All treatment plants are slightly different, but the process is generally similar.
Entering the treatment plant
As wastewater enters a treatment plant it is passed through milliscreens. These are made of fine mesh (about two millimetre wide openings) and act as a sieve to stop any large solids in the wastewater getting through, such as wet-wipes, sanitary products, shampoo bottles, toys, plastic bags, etc. Everything that doesn’t make it through the screens is collected, pressed to squeeze out the excess water, and then transported to a landfill. The liquid that does make it through the milliscreens then flows through a pipeline into an aeration basin.
Aeration basins have air blown in to feed the bacteria and keep everything mixed. The aeration process allows environmentally friendly bacteria to feed on the nutrients in the wastewater sludge, such as fats, sugar, and ammonia from body waste. Aeration can take several hours, during which clusters of bacteria form as they break the waste down. *Some of our larger treatment plants also have settling tanks between the milliscreens and aeration basins. These use gravity to remove large particles.
In the clarifier the clusters of bacteria are separated from the liquid. This is because the clusters of bacteria are heavier and sink to the bottom of the clarifier as “sludge”. The clarifier also has a sloping floor, which assists with gravity separating the solid particles. The liquid flows over the outside walls of the clarifier, separating it from the solids, so it can then be treated.

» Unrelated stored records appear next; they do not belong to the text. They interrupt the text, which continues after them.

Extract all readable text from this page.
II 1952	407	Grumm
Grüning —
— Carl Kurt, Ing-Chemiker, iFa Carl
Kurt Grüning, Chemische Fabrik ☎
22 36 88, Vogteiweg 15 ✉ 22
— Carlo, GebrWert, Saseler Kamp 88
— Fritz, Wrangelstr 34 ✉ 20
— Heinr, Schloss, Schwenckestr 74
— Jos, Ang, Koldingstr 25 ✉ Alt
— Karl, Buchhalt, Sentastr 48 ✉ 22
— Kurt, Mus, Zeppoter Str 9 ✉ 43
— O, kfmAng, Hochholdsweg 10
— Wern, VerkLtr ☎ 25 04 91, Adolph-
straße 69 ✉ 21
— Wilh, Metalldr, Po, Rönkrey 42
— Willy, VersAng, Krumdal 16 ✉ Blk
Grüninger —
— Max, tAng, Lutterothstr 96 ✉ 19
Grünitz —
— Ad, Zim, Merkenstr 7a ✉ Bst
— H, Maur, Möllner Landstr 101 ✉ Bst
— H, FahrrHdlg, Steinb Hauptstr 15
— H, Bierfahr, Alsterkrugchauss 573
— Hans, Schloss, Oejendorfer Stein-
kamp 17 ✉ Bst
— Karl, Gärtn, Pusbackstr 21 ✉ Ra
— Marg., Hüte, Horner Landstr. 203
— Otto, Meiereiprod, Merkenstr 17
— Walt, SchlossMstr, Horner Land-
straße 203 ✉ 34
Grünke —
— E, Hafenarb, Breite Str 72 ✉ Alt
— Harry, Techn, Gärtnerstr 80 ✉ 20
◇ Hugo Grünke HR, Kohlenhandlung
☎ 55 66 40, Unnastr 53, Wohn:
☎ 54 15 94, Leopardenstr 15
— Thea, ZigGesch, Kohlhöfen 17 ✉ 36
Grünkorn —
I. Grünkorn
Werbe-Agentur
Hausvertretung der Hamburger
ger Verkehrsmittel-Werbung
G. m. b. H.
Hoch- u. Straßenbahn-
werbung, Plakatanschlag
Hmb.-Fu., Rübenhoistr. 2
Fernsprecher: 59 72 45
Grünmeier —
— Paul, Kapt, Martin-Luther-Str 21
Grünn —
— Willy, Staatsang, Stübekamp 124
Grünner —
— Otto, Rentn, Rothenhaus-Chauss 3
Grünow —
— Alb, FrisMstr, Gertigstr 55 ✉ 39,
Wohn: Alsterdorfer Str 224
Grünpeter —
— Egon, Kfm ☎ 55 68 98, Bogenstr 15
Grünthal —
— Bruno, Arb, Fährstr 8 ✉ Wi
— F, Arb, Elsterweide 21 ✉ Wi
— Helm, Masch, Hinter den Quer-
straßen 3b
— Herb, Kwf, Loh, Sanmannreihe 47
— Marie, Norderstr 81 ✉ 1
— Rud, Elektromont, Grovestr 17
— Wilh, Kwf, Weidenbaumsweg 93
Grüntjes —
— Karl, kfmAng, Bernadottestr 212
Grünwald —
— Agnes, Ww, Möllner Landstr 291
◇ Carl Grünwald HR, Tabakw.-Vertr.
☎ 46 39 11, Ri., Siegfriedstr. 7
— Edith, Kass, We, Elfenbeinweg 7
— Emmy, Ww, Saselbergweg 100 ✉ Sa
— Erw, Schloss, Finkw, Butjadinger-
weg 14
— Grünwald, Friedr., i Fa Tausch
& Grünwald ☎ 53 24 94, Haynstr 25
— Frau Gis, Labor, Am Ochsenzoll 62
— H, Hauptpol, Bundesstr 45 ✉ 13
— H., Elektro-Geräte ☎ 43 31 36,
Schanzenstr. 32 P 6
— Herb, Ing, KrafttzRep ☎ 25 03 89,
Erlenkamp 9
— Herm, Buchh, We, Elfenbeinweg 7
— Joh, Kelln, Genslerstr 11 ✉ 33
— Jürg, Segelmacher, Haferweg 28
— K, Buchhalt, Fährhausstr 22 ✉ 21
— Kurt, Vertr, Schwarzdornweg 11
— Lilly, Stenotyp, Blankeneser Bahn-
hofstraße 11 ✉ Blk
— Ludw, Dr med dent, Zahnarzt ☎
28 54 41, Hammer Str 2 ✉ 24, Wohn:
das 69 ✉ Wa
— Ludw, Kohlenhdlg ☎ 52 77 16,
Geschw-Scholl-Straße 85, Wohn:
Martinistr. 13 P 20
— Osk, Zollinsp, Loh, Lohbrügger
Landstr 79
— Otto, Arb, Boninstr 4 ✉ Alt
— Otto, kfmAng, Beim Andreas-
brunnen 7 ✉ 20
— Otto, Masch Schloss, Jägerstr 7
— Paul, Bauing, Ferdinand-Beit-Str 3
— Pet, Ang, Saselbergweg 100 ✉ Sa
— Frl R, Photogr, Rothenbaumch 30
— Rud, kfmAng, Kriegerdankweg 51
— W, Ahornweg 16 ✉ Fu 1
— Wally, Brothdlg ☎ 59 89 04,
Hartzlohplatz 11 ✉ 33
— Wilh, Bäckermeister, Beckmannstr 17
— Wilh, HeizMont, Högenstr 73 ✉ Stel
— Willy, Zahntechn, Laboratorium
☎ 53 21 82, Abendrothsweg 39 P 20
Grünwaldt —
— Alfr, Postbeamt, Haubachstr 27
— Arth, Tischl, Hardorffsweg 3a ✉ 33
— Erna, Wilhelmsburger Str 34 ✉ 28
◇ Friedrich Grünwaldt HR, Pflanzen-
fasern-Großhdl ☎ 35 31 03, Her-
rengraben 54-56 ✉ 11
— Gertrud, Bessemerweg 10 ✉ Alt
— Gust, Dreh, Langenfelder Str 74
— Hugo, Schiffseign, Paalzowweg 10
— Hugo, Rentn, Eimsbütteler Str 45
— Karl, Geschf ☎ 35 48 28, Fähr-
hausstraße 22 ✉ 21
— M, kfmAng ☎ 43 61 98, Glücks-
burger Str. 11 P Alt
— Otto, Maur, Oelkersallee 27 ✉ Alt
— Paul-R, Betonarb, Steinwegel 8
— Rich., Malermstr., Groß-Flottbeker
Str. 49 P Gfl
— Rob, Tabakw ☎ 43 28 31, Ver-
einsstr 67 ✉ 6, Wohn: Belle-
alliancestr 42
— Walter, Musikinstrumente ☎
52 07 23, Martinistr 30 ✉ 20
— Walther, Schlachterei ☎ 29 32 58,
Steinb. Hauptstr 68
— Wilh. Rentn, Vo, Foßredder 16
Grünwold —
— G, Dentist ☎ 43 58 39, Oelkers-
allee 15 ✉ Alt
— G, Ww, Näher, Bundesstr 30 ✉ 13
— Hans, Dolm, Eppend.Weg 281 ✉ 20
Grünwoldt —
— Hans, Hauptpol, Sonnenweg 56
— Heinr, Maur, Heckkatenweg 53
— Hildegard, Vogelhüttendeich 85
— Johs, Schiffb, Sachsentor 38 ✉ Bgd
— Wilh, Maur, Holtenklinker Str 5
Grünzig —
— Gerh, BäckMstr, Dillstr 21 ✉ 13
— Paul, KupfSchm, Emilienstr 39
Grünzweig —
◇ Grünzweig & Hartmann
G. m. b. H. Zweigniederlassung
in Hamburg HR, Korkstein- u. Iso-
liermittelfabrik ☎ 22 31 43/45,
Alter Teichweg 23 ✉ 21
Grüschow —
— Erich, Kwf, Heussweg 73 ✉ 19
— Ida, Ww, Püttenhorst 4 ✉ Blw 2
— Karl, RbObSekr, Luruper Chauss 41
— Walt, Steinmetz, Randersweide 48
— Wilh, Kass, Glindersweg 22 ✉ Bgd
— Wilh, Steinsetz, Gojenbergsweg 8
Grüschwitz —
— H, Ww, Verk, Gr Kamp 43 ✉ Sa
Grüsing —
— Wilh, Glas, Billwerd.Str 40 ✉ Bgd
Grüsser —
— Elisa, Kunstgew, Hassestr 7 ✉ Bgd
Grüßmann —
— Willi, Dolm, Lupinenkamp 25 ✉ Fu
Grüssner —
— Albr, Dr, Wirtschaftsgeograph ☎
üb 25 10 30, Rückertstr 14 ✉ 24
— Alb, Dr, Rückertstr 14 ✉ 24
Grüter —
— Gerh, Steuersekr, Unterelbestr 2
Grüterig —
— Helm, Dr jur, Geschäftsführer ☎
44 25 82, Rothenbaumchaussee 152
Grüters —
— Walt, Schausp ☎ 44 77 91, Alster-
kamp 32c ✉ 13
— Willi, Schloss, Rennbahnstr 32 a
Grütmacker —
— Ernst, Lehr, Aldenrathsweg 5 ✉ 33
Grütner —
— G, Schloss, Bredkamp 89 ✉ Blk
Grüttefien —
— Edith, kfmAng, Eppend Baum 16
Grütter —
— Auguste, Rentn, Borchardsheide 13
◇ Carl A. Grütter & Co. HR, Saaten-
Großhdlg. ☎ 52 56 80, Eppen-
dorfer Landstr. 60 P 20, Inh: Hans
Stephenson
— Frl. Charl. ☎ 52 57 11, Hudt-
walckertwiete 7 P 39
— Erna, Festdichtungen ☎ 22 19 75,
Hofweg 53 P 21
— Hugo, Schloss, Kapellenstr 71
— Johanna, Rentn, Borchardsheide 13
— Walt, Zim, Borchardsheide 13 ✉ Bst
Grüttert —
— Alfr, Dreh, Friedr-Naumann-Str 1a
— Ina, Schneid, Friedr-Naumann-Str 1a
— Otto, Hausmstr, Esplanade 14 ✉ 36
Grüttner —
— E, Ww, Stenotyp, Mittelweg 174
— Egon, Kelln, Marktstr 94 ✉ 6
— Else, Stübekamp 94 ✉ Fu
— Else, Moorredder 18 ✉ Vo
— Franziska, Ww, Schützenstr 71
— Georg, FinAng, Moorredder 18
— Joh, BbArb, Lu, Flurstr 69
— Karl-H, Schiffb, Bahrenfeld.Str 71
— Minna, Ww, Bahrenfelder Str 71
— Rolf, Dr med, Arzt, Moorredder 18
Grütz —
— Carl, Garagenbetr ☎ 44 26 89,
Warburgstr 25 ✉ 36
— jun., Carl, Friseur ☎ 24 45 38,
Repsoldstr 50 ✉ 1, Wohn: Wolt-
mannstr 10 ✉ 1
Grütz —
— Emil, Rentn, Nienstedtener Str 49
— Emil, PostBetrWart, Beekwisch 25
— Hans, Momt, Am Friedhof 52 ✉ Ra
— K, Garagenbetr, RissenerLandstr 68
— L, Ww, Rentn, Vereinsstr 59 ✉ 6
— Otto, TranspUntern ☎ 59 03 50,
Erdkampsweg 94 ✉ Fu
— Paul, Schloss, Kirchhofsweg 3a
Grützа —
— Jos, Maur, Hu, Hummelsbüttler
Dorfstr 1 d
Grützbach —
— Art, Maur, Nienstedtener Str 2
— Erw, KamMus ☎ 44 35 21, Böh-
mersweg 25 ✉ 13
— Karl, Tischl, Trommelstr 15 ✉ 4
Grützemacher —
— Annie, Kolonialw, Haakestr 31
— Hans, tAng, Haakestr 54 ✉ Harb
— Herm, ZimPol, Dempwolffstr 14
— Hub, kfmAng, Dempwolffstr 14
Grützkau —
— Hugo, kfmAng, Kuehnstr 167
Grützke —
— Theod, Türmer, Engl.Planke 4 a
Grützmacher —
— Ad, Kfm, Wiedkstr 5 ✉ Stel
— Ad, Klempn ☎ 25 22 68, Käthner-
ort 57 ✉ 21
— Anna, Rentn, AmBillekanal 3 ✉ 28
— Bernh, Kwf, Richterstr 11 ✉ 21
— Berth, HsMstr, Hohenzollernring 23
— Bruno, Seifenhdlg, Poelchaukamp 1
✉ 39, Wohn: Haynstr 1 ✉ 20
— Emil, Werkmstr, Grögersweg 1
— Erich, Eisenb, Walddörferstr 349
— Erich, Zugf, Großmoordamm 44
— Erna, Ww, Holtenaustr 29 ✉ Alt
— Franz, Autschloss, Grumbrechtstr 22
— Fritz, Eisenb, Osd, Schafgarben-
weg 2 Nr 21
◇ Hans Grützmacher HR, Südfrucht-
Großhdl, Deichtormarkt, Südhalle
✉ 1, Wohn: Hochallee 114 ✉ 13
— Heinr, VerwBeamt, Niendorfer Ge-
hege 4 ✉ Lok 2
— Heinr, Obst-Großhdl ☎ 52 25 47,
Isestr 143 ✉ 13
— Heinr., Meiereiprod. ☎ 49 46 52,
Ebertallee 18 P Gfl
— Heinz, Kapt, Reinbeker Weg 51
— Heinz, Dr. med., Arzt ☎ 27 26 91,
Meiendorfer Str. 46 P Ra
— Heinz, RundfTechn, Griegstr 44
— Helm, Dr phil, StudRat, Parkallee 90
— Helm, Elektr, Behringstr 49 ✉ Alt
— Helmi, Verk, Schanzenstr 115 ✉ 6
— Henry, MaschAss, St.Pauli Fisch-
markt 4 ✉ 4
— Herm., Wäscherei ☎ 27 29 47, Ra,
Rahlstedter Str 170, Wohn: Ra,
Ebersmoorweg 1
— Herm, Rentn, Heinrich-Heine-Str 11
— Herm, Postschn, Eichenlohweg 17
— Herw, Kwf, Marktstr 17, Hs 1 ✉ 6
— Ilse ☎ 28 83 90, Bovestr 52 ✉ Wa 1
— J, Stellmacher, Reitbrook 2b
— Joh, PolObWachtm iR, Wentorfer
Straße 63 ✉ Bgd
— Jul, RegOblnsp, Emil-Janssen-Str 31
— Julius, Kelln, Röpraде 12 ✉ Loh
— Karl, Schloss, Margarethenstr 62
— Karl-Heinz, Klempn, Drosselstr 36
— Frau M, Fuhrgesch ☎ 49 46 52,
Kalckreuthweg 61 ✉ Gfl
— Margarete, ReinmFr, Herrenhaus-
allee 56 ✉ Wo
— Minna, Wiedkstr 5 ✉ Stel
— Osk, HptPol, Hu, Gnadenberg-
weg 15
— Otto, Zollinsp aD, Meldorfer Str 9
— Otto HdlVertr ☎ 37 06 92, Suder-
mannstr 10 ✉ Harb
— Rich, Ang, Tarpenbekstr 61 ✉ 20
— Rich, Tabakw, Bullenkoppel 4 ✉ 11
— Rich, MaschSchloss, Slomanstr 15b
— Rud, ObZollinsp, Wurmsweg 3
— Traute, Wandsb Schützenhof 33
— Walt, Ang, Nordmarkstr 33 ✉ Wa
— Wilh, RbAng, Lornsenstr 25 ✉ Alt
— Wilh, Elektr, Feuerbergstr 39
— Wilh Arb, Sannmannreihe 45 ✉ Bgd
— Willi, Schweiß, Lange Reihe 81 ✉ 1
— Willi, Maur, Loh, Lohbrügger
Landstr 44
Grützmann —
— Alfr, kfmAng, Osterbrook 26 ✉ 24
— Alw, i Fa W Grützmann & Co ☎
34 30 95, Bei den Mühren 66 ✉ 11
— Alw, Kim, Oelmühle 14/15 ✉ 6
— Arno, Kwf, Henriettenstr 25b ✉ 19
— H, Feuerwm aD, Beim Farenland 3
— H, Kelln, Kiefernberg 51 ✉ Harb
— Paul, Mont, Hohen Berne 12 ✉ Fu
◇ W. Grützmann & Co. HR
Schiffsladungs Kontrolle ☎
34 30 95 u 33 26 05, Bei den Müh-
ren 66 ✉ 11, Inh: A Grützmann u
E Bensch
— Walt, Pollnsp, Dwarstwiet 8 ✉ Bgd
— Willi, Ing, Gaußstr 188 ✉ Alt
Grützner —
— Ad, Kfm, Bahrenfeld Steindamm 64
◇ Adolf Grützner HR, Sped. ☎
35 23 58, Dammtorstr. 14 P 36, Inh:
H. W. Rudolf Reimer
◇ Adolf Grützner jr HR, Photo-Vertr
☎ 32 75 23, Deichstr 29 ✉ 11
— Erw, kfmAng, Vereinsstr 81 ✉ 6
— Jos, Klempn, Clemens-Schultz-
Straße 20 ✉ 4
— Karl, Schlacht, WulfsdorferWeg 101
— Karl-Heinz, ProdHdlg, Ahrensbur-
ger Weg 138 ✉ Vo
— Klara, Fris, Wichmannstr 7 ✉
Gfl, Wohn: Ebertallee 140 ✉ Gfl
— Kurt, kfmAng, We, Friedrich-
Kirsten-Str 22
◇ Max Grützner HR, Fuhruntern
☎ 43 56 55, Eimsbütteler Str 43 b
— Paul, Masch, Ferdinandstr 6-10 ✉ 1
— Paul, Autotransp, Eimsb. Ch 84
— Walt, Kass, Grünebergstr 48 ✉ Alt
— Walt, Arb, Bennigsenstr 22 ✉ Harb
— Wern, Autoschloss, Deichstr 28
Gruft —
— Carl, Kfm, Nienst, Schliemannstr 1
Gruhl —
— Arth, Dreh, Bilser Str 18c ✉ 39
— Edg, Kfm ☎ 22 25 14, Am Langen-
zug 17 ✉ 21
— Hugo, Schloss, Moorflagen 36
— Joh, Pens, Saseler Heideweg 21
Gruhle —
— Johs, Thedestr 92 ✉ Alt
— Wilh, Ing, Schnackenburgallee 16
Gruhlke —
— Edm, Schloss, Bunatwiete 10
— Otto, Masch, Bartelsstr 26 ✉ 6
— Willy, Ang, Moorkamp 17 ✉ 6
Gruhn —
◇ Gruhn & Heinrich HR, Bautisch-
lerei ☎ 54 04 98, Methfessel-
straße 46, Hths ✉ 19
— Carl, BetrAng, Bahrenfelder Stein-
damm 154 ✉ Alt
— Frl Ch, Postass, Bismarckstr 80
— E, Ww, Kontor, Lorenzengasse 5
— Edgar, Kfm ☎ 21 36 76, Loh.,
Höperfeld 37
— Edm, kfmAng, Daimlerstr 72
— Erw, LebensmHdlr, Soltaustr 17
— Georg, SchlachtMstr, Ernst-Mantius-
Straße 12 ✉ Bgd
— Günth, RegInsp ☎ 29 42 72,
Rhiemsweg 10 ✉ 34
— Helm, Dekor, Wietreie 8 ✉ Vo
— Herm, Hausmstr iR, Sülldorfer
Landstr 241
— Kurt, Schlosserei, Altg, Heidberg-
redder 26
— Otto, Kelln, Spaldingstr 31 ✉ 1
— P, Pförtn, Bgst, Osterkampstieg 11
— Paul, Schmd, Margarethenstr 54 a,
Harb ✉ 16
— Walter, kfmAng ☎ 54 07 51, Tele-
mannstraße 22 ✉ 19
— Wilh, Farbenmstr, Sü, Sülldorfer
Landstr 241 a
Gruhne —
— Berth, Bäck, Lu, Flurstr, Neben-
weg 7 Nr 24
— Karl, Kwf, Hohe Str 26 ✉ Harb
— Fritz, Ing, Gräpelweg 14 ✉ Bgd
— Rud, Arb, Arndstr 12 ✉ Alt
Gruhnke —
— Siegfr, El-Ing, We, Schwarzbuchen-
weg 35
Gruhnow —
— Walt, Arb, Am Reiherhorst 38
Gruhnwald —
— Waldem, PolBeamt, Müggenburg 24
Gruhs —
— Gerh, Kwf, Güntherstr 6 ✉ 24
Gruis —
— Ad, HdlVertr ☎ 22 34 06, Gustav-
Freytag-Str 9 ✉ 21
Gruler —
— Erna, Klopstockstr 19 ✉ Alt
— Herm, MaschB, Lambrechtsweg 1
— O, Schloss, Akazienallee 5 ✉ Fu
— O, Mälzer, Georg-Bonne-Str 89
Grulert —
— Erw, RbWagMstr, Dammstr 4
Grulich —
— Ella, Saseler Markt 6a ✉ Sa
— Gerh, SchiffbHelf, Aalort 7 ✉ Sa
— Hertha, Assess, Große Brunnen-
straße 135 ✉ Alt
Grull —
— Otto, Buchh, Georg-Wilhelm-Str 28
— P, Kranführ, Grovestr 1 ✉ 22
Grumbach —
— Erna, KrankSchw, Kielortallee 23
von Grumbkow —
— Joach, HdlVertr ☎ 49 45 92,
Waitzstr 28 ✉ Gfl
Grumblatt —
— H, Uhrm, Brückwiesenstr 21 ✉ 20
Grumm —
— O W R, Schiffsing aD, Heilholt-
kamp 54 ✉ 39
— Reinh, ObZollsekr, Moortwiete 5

From the clarifier, most of the settled ‘sludge’ is pumped back to the aeration tank. This is because the aeration tank needs a certain bacteria population to maintain the aeration process. The exact amount is calculated and adjusted every day.
Separation of solids from liquids - de-watered sludge
The solid sludge that does not go back to the aeration tank is pumped to a thickener or directly to centrifuges.
The sludge is then pumped to a centrifuge where it’s mixed with polyelectrolyte - a substance that helps bind the solids and separate the water. The centrifuge acts like a spin dryer, as it spins the contents at a high speed causing the solids to stick to the outside of the ‘bowl’ and any leftover liquid to the centre. This liquid is sent back to the aeration basin, whilst the de-watered sludge drops into large containers and is removed for disposal at landfills or further treatment.
We are currently investigating other ways to dispose of/ find better uses for the solids separated at wastewater treatment plants. One way we are looking at is thermal drying to produce a product that is safe to use as a fertiliser.
Separation of solids from liquids - treated water
There are a number of treatment options for the liquid in order to remove the remaining bacteria and viruses down to safe levels. The method we use is ultra violet (UV) light.
Treated water is then sent out to coastal outfalls:
- Moa Point (Wellington) out 1.8km ocean outfall into Cook Strait
- Seaview (Upper Hutt and Lower Hutt) is pumped to an outfall near Bluff Point
- Porirua outfall is near Rukutane Point
- Western (Karori) down a pipeline to the South Coast
Above is an image of the influent [left] (the water that enters the wastewater treatment plant) and effluent [right] (the treated water as it leaves the treatment plant). These samples were taken from Moa Point wastewater treatment plant.
This influent sample was taken once the wastewater went through the milliscreens in the treatment process.
All wastewater treated at our treatment plants is treated to a high standard so that bathing guidelines in surrounding swimming bays around the ocean outfall are met.
Video of the Moa Point ocean outfall. This outfall is located 1.8km out into Cook Strait, is 20m deep, and is where we discharge all the treated water from the Moa Point wastewater treatment plant.